COMME UN AIR DE DEJA VU

Nouveau film d’animation des studios Sony, Hôtel Transylvanie surfe sur la vague lancée par Henry Selick (L’Étrange Noël de M. Jack) ou Tim Burton (Frankenweenie), consistant à dédiaboliser les monstres peuplant nos cauchemars.

Dracula, traumatisé par la perte de sa femme, se retrouve seul pour élever sa fille, Mavis, et décide de l’enfermer dans un hôtel au fin fond de la Transylvanie… Tout air de ressemblance avec Raiponce n’est pas fortuit. Ici aussi, il faudra attendre qu’un jeune homo sapiens pointe le bout de son nez pour qu’elle se rebelle une fois pour toutes contre l’ordre établi.

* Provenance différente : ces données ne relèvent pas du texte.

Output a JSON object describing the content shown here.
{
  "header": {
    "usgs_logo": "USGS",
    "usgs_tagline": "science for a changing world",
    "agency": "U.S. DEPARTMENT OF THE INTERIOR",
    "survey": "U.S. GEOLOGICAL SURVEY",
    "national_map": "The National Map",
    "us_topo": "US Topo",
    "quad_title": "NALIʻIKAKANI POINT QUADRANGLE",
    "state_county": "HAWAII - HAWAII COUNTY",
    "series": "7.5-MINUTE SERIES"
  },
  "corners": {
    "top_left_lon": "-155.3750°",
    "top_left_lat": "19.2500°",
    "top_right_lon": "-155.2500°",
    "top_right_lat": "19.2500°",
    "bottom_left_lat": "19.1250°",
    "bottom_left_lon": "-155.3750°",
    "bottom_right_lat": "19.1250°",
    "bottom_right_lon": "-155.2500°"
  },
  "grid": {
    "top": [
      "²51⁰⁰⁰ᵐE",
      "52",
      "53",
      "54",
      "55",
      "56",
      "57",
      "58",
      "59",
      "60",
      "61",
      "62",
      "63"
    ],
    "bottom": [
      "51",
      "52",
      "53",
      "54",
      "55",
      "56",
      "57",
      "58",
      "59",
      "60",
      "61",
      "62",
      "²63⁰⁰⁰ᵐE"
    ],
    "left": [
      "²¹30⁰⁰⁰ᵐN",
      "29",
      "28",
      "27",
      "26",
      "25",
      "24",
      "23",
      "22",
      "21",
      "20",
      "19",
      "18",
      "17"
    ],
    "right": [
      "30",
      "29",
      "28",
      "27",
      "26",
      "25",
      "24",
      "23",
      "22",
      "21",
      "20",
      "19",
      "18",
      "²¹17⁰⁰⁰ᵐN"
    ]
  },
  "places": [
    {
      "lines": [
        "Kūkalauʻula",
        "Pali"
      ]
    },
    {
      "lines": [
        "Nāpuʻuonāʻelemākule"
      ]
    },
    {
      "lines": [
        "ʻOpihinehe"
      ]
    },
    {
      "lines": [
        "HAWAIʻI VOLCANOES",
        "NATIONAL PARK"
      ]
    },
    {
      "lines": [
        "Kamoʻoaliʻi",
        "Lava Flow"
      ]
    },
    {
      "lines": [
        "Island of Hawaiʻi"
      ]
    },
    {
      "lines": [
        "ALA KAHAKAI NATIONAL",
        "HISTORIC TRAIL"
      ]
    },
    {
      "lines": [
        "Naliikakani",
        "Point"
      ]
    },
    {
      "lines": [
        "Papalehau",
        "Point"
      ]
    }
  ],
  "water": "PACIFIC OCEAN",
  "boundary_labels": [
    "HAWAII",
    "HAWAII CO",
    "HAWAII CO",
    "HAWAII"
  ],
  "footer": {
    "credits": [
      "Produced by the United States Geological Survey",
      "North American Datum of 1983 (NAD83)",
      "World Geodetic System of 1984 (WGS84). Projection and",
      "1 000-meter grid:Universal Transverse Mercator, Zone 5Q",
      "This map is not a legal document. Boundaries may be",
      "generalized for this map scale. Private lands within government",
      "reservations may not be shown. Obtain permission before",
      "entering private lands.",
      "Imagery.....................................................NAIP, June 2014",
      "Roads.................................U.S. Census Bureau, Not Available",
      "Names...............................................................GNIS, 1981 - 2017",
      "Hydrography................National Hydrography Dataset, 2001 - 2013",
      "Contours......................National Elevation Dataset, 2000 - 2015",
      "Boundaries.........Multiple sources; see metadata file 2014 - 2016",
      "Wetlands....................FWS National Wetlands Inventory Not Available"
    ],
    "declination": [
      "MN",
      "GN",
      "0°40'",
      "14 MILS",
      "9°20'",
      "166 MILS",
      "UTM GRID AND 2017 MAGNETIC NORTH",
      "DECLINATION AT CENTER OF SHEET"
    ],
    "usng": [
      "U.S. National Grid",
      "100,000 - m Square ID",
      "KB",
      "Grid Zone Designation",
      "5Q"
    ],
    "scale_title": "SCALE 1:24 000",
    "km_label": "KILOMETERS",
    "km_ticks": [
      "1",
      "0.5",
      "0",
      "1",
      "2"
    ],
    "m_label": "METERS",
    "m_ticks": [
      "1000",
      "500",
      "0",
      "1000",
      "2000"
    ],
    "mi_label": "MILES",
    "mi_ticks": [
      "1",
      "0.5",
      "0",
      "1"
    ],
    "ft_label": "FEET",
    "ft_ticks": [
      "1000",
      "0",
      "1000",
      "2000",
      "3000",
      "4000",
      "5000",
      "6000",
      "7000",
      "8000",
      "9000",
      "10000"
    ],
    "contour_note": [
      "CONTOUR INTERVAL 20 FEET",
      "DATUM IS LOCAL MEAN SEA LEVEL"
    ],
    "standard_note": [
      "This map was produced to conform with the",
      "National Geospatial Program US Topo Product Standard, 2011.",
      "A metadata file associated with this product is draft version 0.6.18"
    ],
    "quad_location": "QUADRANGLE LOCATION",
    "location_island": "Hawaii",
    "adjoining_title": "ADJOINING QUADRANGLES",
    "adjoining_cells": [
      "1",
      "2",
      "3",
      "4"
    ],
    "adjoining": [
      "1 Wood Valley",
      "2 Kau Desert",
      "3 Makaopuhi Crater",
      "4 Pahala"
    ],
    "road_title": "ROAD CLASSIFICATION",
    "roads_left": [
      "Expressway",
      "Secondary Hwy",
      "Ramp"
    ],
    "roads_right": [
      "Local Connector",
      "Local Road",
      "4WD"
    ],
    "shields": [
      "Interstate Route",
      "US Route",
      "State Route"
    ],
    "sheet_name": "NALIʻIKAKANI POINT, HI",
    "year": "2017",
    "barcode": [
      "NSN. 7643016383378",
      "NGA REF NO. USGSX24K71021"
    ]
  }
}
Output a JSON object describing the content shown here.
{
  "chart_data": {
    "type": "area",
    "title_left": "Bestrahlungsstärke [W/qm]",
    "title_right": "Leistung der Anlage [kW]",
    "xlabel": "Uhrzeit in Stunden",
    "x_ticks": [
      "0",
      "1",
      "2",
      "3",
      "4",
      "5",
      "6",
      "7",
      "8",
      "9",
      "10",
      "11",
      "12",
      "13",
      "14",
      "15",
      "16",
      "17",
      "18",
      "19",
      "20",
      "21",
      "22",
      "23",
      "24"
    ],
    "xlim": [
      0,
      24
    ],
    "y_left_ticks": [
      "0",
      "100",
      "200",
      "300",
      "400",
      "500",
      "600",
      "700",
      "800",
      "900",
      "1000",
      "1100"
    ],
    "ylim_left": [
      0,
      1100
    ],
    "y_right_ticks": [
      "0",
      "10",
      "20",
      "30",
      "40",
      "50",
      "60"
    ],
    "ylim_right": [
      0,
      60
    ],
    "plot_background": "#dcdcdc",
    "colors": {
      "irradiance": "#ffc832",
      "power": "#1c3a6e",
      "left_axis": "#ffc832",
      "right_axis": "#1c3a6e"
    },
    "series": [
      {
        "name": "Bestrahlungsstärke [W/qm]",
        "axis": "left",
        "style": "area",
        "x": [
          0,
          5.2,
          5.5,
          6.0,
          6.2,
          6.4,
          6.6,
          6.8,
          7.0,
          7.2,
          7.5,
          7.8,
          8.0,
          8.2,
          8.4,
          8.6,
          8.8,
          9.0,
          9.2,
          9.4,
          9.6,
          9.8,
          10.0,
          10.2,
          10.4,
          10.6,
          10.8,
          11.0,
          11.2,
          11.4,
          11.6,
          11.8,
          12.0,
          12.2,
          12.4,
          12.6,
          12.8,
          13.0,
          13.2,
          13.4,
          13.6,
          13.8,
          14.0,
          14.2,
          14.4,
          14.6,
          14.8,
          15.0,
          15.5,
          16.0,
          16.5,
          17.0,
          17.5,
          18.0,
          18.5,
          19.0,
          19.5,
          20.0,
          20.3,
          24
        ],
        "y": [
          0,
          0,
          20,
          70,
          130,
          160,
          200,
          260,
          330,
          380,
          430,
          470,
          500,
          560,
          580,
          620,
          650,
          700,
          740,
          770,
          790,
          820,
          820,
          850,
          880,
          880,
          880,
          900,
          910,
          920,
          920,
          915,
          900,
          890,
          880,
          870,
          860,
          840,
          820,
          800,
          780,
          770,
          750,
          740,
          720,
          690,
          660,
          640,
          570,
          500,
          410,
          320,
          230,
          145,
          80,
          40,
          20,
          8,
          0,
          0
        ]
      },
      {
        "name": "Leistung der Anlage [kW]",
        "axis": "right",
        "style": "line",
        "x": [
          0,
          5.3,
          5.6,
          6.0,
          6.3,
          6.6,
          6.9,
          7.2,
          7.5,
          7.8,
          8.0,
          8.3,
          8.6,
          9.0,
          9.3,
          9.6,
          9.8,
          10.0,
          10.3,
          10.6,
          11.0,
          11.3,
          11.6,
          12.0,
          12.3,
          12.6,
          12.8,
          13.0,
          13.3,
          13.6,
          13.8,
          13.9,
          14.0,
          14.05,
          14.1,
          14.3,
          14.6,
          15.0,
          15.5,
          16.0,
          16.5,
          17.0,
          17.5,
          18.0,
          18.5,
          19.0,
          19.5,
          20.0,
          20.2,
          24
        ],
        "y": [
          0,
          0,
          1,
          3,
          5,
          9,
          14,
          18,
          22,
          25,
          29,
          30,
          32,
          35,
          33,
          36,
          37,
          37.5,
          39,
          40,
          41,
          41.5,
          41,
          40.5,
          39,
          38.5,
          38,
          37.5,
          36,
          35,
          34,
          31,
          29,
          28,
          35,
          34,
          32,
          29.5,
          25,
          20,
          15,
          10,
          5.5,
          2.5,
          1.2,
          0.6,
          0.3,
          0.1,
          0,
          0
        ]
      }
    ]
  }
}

“L’originalité” prend place dans la confrontation entre Dracula et cet adolescent, Jonathan. Le second va avoir à cœur d’ouvrir les yeux du premier sur le fait que les humains ne sont pas des méchants. Il faut dire qu’à une époque où les jeunes s’abreuvent de séries/films comme Twilight (un clin d’œil à la saga est d’ailleurs fait dans le film), Grimm ou encore The Vampire Diaries, il est plus que probable qu’un vampire ou un homme invisible deviendraient rapidement les nouvelles coqueluches de leur quartier. Cet affrontement entre les deux mondes ne nous épargne pas un bon nombre d’idées déjà vues et revues qui ne font qu’alourdir un scénario déjà bien faiblard. L’impression de tourner en rond pendant les 3/4 du film est pesante et doit beaucoup à la complainte du Dracula ultra-protecteur.

VOUS AVEZ DIT COMÉDIE ?

Tous les espoirs résidaient alors dans la présence des personnages secondaires et des gags qu’ils pouvaient engendrer. Cette ribambelle de monstres, allant de Frankenstein au loup garou en passant par des sorcières, apporte tout de même un peu d’air frais au récit et surtout nos premiers sourires à défaut d’éclat de rire… Il y a de l’idée derrière cet Hôtel Transylvanie, mais à vouloir en faire un film d’animation destiné aux plus jeunes, il en devient beaucoup trop lisse.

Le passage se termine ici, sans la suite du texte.